One Last Stop by Casey McQuiston
For cynical twenty-three-year-old August, moving to New York City is supposed to prove her right: that things like magic and cinematic love stories don’t exist, and the only smart way to go through life is alone. She can’t imagine how waiting tables at a 24-hour pancake diner and moving in with too many weird roommates could possibly change that. And there’s certainly no chance of her subway commute being anything more than a daily trudge through boredom and electrical failures. But then, there’s this gorgeous girl on the train.
Let’s Get Back to the Party by Zak Salih
It is 2015, weeks after the Supreme Court marriage equality ruling, and all Sebastian Mote wants is to settle down. A high school art history teacher, newly single and desperately lonely, he envies his queer students their freedom to live openly the youth he lost to fear and shame. When he runs into his childhood friend Oscar Burnham at a wedding in Washington, D.C., he can’t help but see it as a second chance.
Detransition, Baby by Torrey Peters
This debut about three women–transgender and cisgender–whose lives collide after an unexpected pregnancy forces them to confront their deepest desires around gender, motherhood, and sex.
All Boys Aren’t Blue by George M. Johnson
In a series of personal essays, prominent journalist and LGBTQIA+ activist George M. Johnson explores his childhood, adolescence, and college years in New Jersey and Virginia. From the memories of getting his teeth kicked out by bullies at age five, to flea marketing with his loving grandmother, to his first relationships, this young-adult memoir weaves together the trials and triumphs faced by Black queer boys.
Zara Hossain Is Here by Sabina Khan (YA)
Seventeen-year-old Pakistani immigrant, Zara Hossain, has been leading a fairly typical life in Corpus Christi, Texas, since her family moved there for her father to work as a pediatrician. While dealing with the Islamophobia that she faces at school, Zara has to lay low, trying not to stir up any trouble and jeopardize their family’s dependent visa status while they await their green card approval, which has been in process for almost nine years.

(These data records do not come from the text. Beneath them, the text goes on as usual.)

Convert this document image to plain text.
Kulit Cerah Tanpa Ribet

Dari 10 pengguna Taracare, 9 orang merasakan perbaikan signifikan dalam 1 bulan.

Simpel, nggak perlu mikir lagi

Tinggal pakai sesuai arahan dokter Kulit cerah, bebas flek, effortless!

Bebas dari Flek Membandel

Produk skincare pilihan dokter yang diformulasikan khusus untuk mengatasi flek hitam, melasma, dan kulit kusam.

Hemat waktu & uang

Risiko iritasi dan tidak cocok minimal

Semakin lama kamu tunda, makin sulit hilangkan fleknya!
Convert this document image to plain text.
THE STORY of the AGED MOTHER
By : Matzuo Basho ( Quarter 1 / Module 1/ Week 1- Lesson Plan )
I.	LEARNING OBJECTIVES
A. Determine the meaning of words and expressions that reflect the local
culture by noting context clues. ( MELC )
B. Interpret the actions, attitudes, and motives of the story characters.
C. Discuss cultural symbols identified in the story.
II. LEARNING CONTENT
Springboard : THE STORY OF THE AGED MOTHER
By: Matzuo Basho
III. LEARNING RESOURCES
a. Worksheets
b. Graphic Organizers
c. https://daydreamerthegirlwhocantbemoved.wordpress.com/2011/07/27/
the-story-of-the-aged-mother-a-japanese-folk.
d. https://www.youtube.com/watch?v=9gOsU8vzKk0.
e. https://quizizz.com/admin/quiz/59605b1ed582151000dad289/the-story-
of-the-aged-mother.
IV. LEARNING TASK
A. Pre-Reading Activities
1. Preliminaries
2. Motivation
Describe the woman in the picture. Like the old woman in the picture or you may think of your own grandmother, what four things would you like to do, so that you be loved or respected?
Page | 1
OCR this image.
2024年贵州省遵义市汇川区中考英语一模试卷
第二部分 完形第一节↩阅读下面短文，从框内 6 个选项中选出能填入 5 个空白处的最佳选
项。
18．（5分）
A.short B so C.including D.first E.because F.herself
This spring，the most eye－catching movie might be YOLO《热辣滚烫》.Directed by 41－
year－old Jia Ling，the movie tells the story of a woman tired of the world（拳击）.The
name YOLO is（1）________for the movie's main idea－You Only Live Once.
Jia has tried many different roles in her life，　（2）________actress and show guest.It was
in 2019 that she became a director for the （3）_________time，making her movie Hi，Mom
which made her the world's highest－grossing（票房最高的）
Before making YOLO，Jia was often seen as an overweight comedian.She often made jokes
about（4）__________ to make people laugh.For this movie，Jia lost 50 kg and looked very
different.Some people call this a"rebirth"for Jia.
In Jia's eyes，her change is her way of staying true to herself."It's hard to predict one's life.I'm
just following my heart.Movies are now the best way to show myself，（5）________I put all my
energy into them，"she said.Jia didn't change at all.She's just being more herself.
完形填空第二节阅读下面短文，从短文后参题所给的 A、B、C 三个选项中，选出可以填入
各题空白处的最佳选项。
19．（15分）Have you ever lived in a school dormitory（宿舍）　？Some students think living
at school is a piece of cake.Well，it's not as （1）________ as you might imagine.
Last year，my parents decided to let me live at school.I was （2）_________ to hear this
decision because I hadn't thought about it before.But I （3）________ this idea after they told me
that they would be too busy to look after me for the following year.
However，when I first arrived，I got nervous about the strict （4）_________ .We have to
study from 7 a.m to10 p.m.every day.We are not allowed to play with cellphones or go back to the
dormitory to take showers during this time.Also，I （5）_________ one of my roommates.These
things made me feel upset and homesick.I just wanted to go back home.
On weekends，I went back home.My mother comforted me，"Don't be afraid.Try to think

Between Perfect and Real by Ray Stoeve (YA)
Dean Foster knows he’s a trans guy. He’s watched enough YouTube videos and done enough questioning to be sure. But everyone at his high school thinks he’s a lesbian—including his girlfriend Zoe, and his theater director, who just cast him as a “nontraditional” Romeo. He wonders if maybe it would be easier to wait until college to come out. But as he plays Romeo every day in rehearsals, Dean realizes he wants everyone to see him as he really is now––not just on the stage, but everywhere in his life. Dean knows what he needs to do. Can playing a role help Dean be his true self?